Lisa Gallagher, publisher of William Morrow and HarperEntertainment, says she was impressed by the multigenerational audience at a recent Slash book signing on Long Island. Sales for his book have exceeded the 100,000-copy mark.

"At the signings, when you're looking at the line, it is both people who you could imagine bought 'Appetite for Destruction' back in the day and it's also younger people as well," she says. "I think this is a very broad audience."

Books mining the seamier side of rock are nothing new, of course. Notable titles include Anthony Kiedis' "Scar Tissue"; "Hammer of the Gods," about Led Zeppelin; "No One Here Gets Out Alive" on The Doors; and Motley Crue's "The Dirt: Confessions of the World's Most Notorious Rock Band."

What seems new now is a renewed push for autobiography, publishers say. They point to the overall strong demand for memoirs as a reason more musicians are putting down their instruments and picking up pens. They also note a slip in overall album sales.

"You have to wonder if they're looking to books as a kind of exciting medium as the traditional record medium kind of goes to hell," Conrad says. "Maybe they're suddenly noticing there's business to be done and advances to be paid."

Sixx has taken that one step further. His book came out the same time his new band, Sixx: A.M., released a sort of soundtrack to the memoir, with each song tied to a book chapter. Some 200,000 copies of the book have been sold.

"The cross-promotion there just really worked well.
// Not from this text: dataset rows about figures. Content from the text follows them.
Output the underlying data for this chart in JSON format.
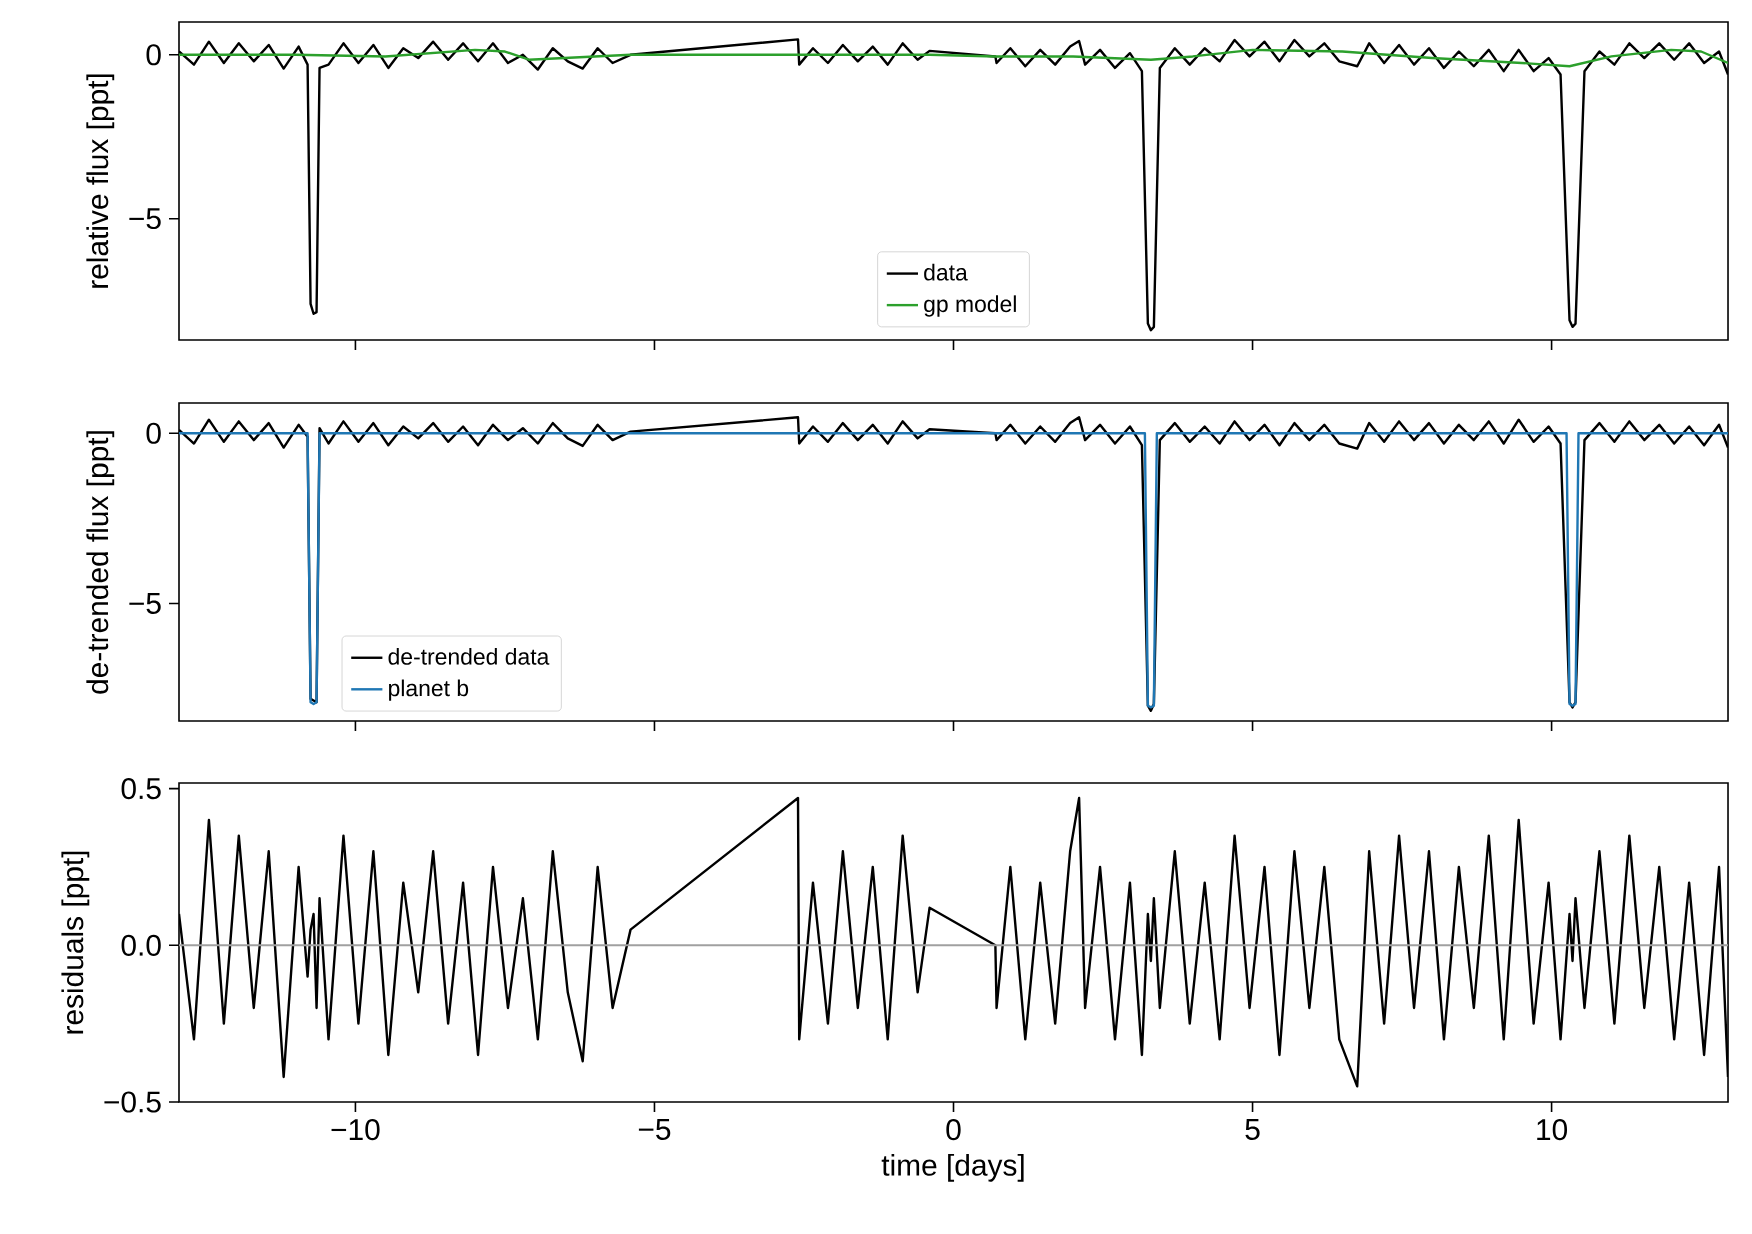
{
  "chart_data": [
    {
      "type": "line",
      "ylabel": "relative flux [ppt]",
      "xlim": [
        -12.95,
        12.95
      ],
      "ylim": [
        -8.7,
        1.0
      ],
      "xticks": [
        {
          "value": -10,
          "label": null
        },
        {
          "value": -5,
          "label": null
        },
        {
          "value": 0,
          "label": null
        },
        {
          "value": 5,
          "label": null
        },
        {
          "value": 10,
          "label": null
        }
      ],
      "yticks": [
        {
          "value": -5,
          "label": "−5"
        },
        {
          "value": 0,
          "label": "0"
        }
      ],
      "tick_labels": "y",
      "legend": "bottom",
      "series": [
        {
          "name": "data",
          "color": "#000000",
          "x": [
            -12.95,
            -12.7,
            -12.45,
            -12.2,
            -11.95,
            -11.7,
            -11.45,
            -11.2,
            -10.95,
            -10.8,
            -10.75,
            -10.7,
            -10.65,
            -10.6,
            -10.45,
            -10.2,
            -9.95,
            -9.7,
            -9.45,
            -9.2,
            -8.95,
            -8.7,
            -8.45,
            -8.2,
            -7.95,
            -7.7,
            -7.45,
            -7.2,
            -6.95,
            -6.7,
            -6.45,
            -6.2,
            -5.95,
            -5.7,
            -5.4,
            -2.6,
            -2.58,
            -2.35,
            -2.1,
            -1.85,
            -1.6,
            -1.35,
            -1.1,
            -0.85,
            -0.6,
            -0.4,
            0.7,
            0.72,
            0.95,
            1.2,
            1.45,
            1.7,
            1.95,
            2.1,
            2.2,
            2.45,
            2.7,
            2.95,
            3.15,
            3.25,
            3.3,
            3.35,
            3.45,
            3.7,
            3.95,
            4.2,
            4.45,
            4.7,
            4.95,
            5.2,
            5.45,
            5.7,
            5.95,
            6.2,
            6.45,
            6.75,
            6.95,
            7.2,
            7.45,
            7.7,
            7.95,
            8.2,
            8.45,
            8.7,
            8.95,
            9.2,
            9.45,
            9.7,
            9.95,
            10.15,
            10.3,
            10.35,
            10.4,
            10.55,
            10.8,
            11.05,
            11.3,
            11.55,
            11.8,
            12.05,
            12.3,
            12.55,
            12.8,
            12.95
          ],
          "values": [
            0.1,
            -0.3,
            0.4,
            -0.25,
            0.35,
            -0.2,
            0.3,
            -0.42,
            0.25,
            -0.3,
            -7.6,
            -7.9,
            -7.85,
            -0.4,
            -0.3,
            0.35,
            -0.25,
            0.3,
            -0.4,
            0.2,
            -0.1,
            0.4,
            -0.15,
            0.35,
            -0.2,
            0.35,
            -0.25,
            0.0,
            -0.45,
            0.2,
            -0.2,
            -0.42,
            0.2,
            -0.25,
            0.0,
            0.47,
            -0.3,
            0.2,
            -0.25,
            0.3,
            -0.2,
            0.25,
            -0.3,
            0.35,
            -0.15,
            0.12,
            -0.05,
            -0.25,
            0.2,
            -0.35,
            0.15,
            -0.3,
            0.25,
            0.42,
            -0.3,
            0.15,
            -0.4,
            0.05,
            -0.5,
            -8.2,
            -8.4,
            -8.3,
            -0.4,
            0.2,
            -0.3,
            0.2,
            -0.2,
            0.45,
            -0.05,
            0.4,
            -0.2,
            0.45,
            -0.05,
            0.35,
            -0.2,
            -0.35,
            0.35,
            -0.25,
            0.3,
            -0.3,
            0.2,
            -0.4,
            0.1,
            -0.35,
            0.15,
            -0.5,
            0.15,
            -0.5,
            -0.1,
            -0.6,
            -8.1,
            -8.3,
            -8.2,
            -0.5,
            0.1,
            -0.3,
            0.35,
            -0.1,
            0.35,
            -0.15,
            0.35,
            -0.25,
            0.1,
            -0.6
          ]
        },
        {
          "name": "gp model",
          "color": "#2ca02c",
          "x": [
            -12.95,
            -11,
            -9.5,
            -8,
            -7.5,
            -7.1,
            -6,
            -5.4,
            -2.6,
            -0.4,
            0.7,
            2,
            3.3,
            4,
            5,
            6.5,
            8,
            9.5,
            10.3,
            11,
            12,
            12.5,
            12.95
          ],
          "values": [
            0.0,
            0.0,
            -0.05,
            0.15,
            0.1,
            -0.15,
            -0.05,
            0.0,
            0.0,
            0.0,
            -0.05,
            -0.05,
            -0.15,
            -0.05,
            0.15,
            0.1,
            -0.1,
            -0.25,
            -0.35,
            -0.05,
            0.15,
            0.1,
            -0.25
          ]
        }
      ]
    },
    {
      "type": "line",
      "ylabel": "de-trended flux [ppt]",
      "xlim": [
        -12.95,
        12.95
      ],
      "ylim": [
        -8.45,
        0.89
      ],
      "xticks": [
        {
          "value": -10,
          "label": null
        },
        {
          "value": -5,
          "label": null
        },
        {
          "value": 0,
          "label": null
        },
        {
          "value": 5,
          "label": null
        },
        {
          "value": 10,
          "label": null
        }
      ],
      "yticks": [
        {
          "value": -5,
          "label": "−5"
        },
        {
          "value": 0,
          "label": "0"
        }
      ],
      "tick_labels": "y",
      "legend": "bottom left",
      "series": [
        {
          "name": "de-trended data",
          "color": "#000000",
          "x": [
            -12.95,
            -12.7,
            -12.45,
            -12.2,
            -11.95,
            -11.7,
            -11.45,
            -11.2,
            -10.95,
            -10.8,
            -10.75,
            -10.7,
            -10.65,
            -10.6,
            -10.45,
            -10.2,
            -9.95,
            -9.7,
            -9.45,
            -9.2,
            -8.95,
            -8.7,
            -8.45,
            -8.2,
            -7.95,
            -7.7,
            -7.45,
            -7.2,
            -6.95,
            -6.7,
            -6.45,
            -6.2,
            -5.95,
            -5.7,
            -5.4,
            -2.6,
            -2.58,
            -2.35,
            -2.1,
            -1.85,
            -1.6,
            -1.35,
            -1.1,
            -0.85,
            -0.6,
            -0.4,
            0.7,
            0.72,
            0.95,
            1.2,
            1.45,
            1.7,
            1.95,
            2.1,
            2.2,
            2.45,
            2.7,
            2.95,
            3.15,
            3.25,
            3.3,
            3.35,
            3.45,
            3.7,
            3.95,
            4.2,
            4.45,
            4.7,
            4.95,
            5.2,
            5.45,
            5.7,
            5.95,
            6.2,
            6.45,
            6.75,
            6.95,
            7.2,
            7.45,
            7.7,
            7.95,
            8.2,
            8.45,
            8.7,
            8.95,
            9.2,
            9.45,
            9.7,
            9.95,
            10.15,
            10.3,
            10.35,
            10.4,
            10.55,
            10.8,
            11.05,
            11.3,
            11.55,
            11.8,
            12.05,
            12.3,
            12.55,
            12.8,
            12.95
          ],
          "values": [
            0.1,
            -0.3,
            0.4,
            -0.25,
            0.35,
            -0.2,
            0.3,
            -0.42,
            0.25,
            -0.1,
            -7.8,
            -7.85,
            -7.9,
            0.15,
            -0.3,
            0.35,
            -0.25,
            0.3,
            -0.35,
            0.2,
            -0.15,
            0.3,
            -0.25,
            0.2,
            -0.35,
            0.25,
            -0.2,
            0.15,
            -0.3,
            0.3,
            -0.15,
            -0.37,
            0.25,
            -0.2,
            0.05,
            0.47,
            -0.3,
            0.2,
            -0.25,
            0.3,
            -0.2,
            0.25,
            -0.3,
            0.35,
            -0.15,
            0.12,
            0.0,
            -0.2,
            0.25,
            -0.3,
            0.2,
            -0.25,
            0.3,
            0.47,
            -0.2,
            0.25,
            -0.3,
            0.2,
            -0.35,
            -8.0,
            -8.15,
            -7.95,
            -0.2,
            0.3,
            -0.25,
            0.2,
            -0.3,
            0.35,
            -0.2,
            0.25,
            -0.35,
            0.3,
            -0.2,
            0.25,
            -0.3,
            -0.45,
            0.3,
            -0.25,
            0.35,
            -0.2,
            0.3,
            -0.3,
            0.25,
            -0.2,
            0.35,
            -0.3,
            0.4,
            -0.25,
            0.2,
            -0.3,
            -7.9,
            -8.05,
            -7.9,
            -0.2,
            0.3,
            -0.25,
            0.35,
            -0.2,
            0.25,
            -0.3,
            0.2,
            -0.35,
            0.25,
            -0.42
          ]
        },
        {
          "name": "planet b",
          "color": "#1f77b4",
          "x": [
            -12.95,
            -10.8,
            -10.75,
            -10.7,
            -10.65,
            -10.6,
            3.2,
            3.25,
            3.3,
            3.35,
            3.4,
            10.25,
            10.3,
            10.35,
            10.4,
            10.45,
            12.95
          ],
          "values": [
            0,
            0,
            -7.9,
            -7.95,
            -7.9,
            0,
            0,
            -8.0,
            -8.05,
            -8.0,
            0,
            0,
            -7.95,
            -8.0,
            -7.95,
            0,
            0
          ]
        }
      ]
    },
    {
      "type": "line",
      "ylabel": "residuals [ppt]",
      "xlabel": "time [days]",
      "xlim": [
        -12.95,
        12.95
      ],
      "ylim": [
        -0.5,
        0.518
      ],
      "xticks": [
        {
          "value": -10,
          "label": "−10"
        },
        {
          "value": -5,
          "label": "−5"
        },
        {
          "value": 0,
          "label": "0"
        },
        {
          "value": 5,
          "label": "5"
        },
        {
          "value": 10,
          "label": "10"
        }
      ],
      "yticks": [
        {
          "value": -0.5,
          "label": "−0.5"
        },
        {
          "value": 0,
          "label": "0.0"
        },
        {
          "value": 0.5,
          "label": "0.5"
        }
      ],
      "ref_lines": [
        {
          "axis": "y",
          "value": 0,
          "color": "#a0a0a0"
        }
      ],
      "series": [
        {
          "color": "#000000",
          "x": [
            -12.95,
            -12.7,
            -12.45,
            -12.2,
            -11.95,
            -11.7,
            -11.45,
            -11.2,
            -10.95,
            -10.8,
            -10.75,
            -10.7,
            -10.65,
            -10.6,
            -10.45,
            -10.2,
            -9.95,
            -9.7,
            -9.45,
            -9.2,
            -8.95,
            -8.7,
            -8.45,
            -8.2,
            -7.95,
            -7.7,
            -7.45,
            -7.2,
            -6.95,
            -6.7,
            -6.45,
            -6.2,
            -5.95,
            -5.7,
            -5.4,
            -2.6,
            -2.58,
            -2.35,
            -2.1,
            -1.85,
            -1.6,
            -1.35,
            -1.1,
            -0.85,
            -0.6,
            -0.4,
            0.7,
            0.72,
            0.95,
            1.2,
            1.45,
            1.7,
            1.95,
            2.1,
            2.2,
            2.45,
            2.7,
            2.95,
            3.15,
            3.25,
            3.3,
            3.35,
            3.45,
            3.7,
            3.95,
            4.2,
            4.45,
            4.7,
            4.95,
            5.2,
            5.45,
            5.7,
            5.95,
            6.2,
            6.45,
            6.75,
            6.95,
            7.2,
            7.45,
            7.7,
            7.95,
            8.2,
            8.45,
            8.7,
            8.95,
            9.2,
            9.45,
            9.7,
            9.95,
            10.15,
            10.3,
            10.35,
            10.4,
            10.55,
            10.8,
            11.05,
            11.3,
            11.55,
            11.8,
            12.05,
            12.3,
            12.55,
            12.8,
            12.95
          ],
          "values": [
            0.1,
            -0.3,
            0.4,
            -0.25,
            0.35,
            -0.2,
            0.3,
            -0.42,
            0.25,
            -0.1,
            0.05,
            0.1,
            -0.2,
            0.15,
            -0.3,
            0.35,
            -0.25,
            0.3,
            -0.35,
            0.2,
            -0.15,
            0.3,
            -0.25,
            0.2,
            -0.35,
            0.25,
            -0.2,
            0.15,
            -0.3,
            0.3,
            -0.15,
            -0.37,
            0.25,
            -0.2,
            0.05,
            0.47,
            -0.3,
            0.2,
            -0.25,
            0.3,
            -0.2,
            0.25,
            -0.3,
            0.35,
            -0.15,
            0.12,
            0.0,
            -0.2,
            0.25,
            -0.3,
            0.2,
            -0.25,
            0.3,
            0.47,
            -0.2,
            0.25,
            -0.3,
            0.2,
            -0.35,
            0.1,
            -0.05,
            0.15,
            -0.2,
            0.3,
            -0.25,
            0.2,
            -0.3,
            0.35,
            -0.2,
            0.25,
            -0.35,
            0.3,
            -0.2,
            0.25,
            -0.3,
            -0.45,
            0.3,
            -0.25,
            0.35,
            -0.2,
            0.3,
            -0.3,
            0.25,
            -0.2,
            0.35,
            -0.3,
            0.4,
            -0.25,
            0.2,
            -0.3,
            0.1,
            -0.05,
            0.15,
            -0.2,
            0.3,
            -0.25,
            0.35,
            -0.2,
            0.25,
            -0.3,
            0.2,
            -0.35,
            0.25,
            -0.42
          ]
        }
      ]
    }
  ]
}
We've benefited from the success of the CD and they've benefited from the success of our book," says Anthony Ziccardi, vice president and deputy publisher of Pocket Books, which put out the Sixx book.

"We're definitely talking to a number of people about doing something similar or just telling their story for the first time. I think there's definitely a renewed interest in that."

Other rock books available this winter include a biography on Gram Parsons by David N. Meyer, and an upcoming unauthorized bio of Guns N' Roses front man Axl Rose, by Mick Wall.

The next big rock autobiographies on the horizon? One by Pete Townshend, and one by another Rolling Stone -- Keith Richards, who was reportedly paid more than $7 million by Little, Brown & Company for his drug-fueled memories.

That may be a risky prospect. Conrad recalls band mate Mick Jagger also being under contract to write his autobiography many years ago, only for him to back out.

"There's a great story about how he was signed up for all this money and then he just couldn't remember anything," says Conrad. "And if he can't remember, what about Keith? Let's just hope his collaborator can do a lot of interviews."